While reproducing Tom's sketch I saw that 74HC595 PIN 10 MR was set to +5V with his example.
After reading specs I noticed that I was continuously resetting the chip as I had not connected it (as also visible in the circuit I uploaded) and this chip had MR active on LOW.... (or at least it was in an uncontrolled state ...)

Further leanings from this thread --> I need a stronger PSU / keep mA consumption in mind

I was going to repurpose on old computer power supply when I found a 12V 3000mA PSU which I have now connected to my Arduino board. My sketch is now working w/o power supply on the breadboard but will change this in near future by creating a power station out of the computer power supply to drive everything :slight_smile:

Further learning --> I will never write "no wiring problem...." :slight_smile:

I am glad you found the problem and were able to solve it. It has been on my mind, to bad I couldn't reproduce your circuit though. I do think it's very smart of you to get more powerful PSU's.

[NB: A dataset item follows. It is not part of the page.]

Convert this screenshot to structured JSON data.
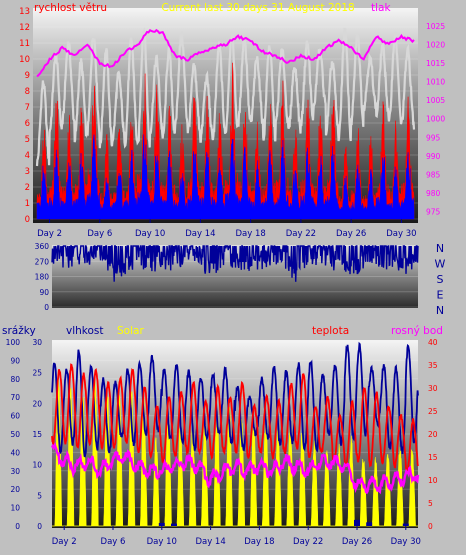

I wish you much fun in the future David.

Yours,

Mike

Why are people obsessed with running LEDs at 20mA? This is usually the MAX current, not the sensible normal! There is absolutely no need unless you are trying to make a flashlight with them! Also note without any resistor they will pull a lot more than 20mA before burning out. In the case of an LED multi-segment display this can be a matter of seconds.

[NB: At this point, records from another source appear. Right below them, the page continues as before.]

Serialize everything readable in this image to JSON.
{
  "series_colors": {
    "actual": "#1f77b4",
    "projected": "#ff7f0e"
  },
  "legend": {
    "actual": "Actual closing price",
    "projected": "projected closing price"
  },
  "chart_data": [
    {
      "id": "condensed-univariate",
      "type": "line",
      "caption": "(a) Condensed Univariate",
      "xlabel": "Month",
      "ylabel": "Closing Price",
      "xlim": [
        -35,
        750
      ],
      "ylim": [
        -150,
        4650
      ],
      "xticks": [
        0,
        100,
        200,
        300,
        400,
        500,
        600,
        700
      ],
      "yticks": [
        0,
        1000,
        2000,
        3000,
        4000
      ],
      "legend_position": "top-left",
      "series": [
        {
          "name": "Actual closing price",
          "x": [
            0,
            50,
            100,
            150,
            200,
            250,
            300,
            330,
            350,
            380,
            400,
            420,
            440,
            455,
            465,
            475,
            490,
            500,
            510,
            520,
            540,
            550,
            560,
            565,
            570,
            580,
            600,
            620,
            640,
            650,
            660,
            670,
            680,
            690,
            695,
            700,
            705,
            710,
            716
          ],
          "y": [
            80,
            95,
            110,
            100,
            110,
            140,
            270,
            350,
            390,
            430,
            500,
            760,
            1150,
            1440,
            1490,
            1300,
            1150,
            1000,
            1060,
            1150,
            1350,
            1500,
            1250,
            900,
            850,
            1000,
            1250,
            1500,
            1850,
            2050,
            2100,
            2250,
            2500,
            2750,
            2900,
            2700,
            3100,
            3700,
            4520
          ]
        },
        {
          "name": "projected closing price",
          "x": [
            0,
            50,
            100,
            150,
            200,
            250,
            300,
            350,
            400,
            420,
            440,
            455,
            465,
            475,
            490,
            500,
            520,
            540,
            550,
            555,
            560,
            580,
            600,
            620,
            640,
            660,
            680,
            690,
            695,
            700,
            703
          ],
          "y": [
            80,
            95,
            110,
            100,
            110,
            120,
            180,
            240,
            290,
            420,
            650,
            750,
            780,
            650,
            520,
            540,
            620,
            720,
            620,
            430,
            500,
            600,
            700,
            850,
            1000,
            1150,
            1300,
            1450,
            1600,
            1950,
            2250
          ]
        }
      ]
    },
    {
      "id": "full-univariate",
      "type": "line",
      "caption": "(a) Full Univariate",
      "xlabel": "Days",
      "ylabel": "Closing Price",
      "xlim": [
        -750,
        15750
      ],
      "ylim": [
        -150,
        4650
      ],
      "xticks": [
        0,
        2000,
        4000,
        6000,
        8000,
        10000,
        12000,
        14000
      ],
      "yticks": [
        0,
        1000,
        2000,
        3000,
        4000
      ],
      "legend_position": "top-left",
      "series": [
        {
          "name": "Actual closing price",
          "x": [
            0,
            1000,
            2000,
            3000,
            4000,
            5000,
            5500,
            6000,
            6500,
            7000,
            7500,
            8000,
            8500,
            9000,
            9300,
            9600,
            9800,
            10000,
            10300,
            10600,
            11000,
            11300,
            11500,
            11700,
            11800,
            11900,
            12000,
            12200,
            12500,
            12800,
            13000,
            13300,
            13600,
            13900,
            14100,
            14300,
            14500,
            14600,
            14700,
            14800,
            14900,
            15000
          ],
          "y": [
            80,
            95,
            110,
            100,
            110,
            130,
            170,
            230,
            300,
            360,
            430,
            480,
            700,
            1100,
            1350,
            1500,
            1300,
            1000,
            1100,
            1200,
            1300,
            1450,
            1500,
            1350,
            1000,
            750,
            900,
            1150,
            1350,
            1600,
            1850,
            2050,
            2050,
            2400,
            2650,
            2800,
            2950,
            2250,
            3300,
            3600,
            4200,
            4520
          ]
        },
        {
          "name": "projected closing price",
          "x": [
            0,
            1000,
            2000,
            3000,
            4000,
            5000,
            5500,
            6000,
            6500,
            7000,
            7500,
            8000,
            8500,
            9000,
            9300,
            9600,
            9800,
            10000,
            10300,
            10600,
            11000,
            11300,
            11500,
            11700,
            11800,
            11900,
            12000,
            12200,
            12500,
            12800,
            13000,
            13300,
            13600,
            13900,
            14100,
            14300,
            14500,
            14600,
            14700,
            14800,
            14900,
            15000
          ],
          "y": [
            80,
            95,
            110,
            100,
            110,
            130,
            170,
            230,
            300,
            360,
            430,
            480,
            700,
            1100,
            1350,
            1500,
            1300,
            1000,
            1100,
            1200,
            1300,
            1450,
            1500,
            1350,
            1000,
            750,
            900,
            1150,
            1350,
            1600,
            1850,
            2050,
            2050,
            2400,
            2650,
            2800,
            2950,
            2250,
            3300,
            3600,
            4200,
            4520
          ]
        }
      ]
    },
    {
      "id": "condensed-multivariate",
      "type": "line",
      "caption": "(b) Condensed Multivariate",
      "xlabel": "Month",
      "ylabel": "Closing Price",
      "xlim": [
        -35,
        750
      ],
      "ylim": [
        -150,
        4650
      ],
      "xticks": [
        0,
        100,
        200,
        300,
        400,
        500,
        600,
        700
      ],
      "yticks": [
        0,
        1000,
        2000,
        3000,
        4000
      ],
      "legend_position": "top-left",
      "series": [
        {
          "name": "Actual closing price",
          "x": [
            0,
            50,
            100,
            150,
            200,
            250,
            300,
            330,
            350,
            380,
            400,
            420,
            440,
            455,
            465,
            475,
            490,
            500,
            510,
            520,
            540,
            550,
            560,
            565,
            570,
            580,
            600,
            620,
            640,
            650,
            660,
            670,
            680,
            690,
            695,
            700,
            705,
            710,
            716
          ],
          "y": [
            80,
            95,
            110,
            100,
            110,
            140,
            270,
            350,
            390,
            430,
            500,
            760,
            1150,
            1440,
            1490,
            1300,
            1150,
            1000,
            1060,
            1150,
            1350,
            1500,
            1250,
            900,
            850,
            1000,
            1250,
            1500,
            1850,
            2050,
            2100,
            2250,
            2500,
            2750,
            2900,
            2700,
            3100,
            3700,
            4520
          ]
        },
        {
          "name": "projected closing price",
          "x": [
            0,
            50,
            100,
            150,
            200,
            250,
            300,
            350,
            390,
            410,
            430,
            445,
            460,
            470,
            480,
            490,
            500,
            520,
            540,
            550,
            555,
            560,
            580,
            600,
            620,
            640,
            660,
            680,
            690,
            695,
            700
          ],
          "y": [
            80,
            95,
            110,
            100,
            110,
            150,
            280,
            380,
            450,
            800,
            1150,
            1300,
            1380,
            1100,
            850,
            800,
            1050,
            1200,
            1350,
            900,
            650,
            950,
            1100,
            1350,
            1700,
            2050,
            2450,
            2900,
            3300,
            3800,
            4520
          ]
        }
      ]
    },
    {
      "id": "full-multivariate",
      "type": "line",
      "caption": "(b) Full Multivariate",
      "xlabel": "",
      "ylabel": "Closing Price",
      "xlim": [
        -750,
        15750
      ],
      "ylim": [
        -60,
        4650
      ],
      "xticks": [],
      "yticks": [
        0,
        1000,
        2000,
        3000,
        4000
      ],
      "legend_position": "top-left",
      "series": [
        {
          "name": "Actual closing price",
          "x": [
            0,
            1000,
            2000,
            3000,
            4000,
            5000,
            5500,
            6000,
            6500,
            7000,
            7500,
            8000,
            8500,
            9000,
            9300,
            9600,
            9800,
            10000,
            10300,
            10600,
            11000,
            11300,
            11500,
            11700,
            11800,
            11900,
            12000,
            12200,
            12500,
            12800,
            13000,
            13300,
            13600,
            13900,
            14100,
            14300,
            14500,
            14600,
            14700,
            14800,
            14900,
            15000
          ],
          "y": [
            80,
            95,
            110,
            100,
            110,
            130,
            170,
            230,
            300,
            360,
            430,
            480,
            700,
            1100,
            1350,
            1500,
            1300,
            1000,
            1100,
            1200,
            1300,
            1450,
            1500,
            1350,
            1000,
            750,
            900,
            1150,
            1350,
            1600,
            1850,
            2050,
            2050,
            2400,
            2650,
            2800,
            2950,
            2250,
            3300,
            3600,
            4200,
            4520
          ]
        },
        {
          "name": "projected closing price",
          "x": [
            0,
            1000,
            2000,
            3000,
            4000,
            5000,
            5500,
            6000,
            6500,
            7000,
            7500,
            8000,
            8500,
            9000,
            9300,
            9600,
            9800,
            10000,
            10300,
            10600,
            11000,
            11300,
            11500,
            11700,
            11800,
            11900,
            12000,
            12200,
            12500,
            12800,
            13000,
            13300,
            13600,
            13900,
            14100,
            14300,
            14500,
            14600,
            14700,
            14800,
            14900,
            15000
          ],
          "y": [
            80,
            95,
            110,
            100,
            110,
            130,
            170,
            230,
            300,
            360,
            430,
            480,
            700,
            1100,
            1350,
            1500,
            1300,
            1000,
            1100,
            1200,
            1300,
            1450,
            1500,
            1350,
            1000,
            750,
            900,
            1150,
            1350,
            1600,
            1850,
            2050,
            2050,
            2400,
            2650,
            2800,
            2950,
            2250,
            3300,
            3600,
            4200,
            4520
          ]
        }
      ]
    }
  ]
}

For indication you only need about 4mA and can run they through 470Ohm resistors. For most bread boards I use 1K resistors on LEDs and 1 or 2mA.

I built a similar circuit at the weekend to the OP. With tiny little blue LEDs on 470Ohm resistors they are still blinding to look directly at. Estimate them pulling 4mA.

If you have a dozen or more LEDs dropping the current they use by a factor of 5 makes a significant impact on your power demands.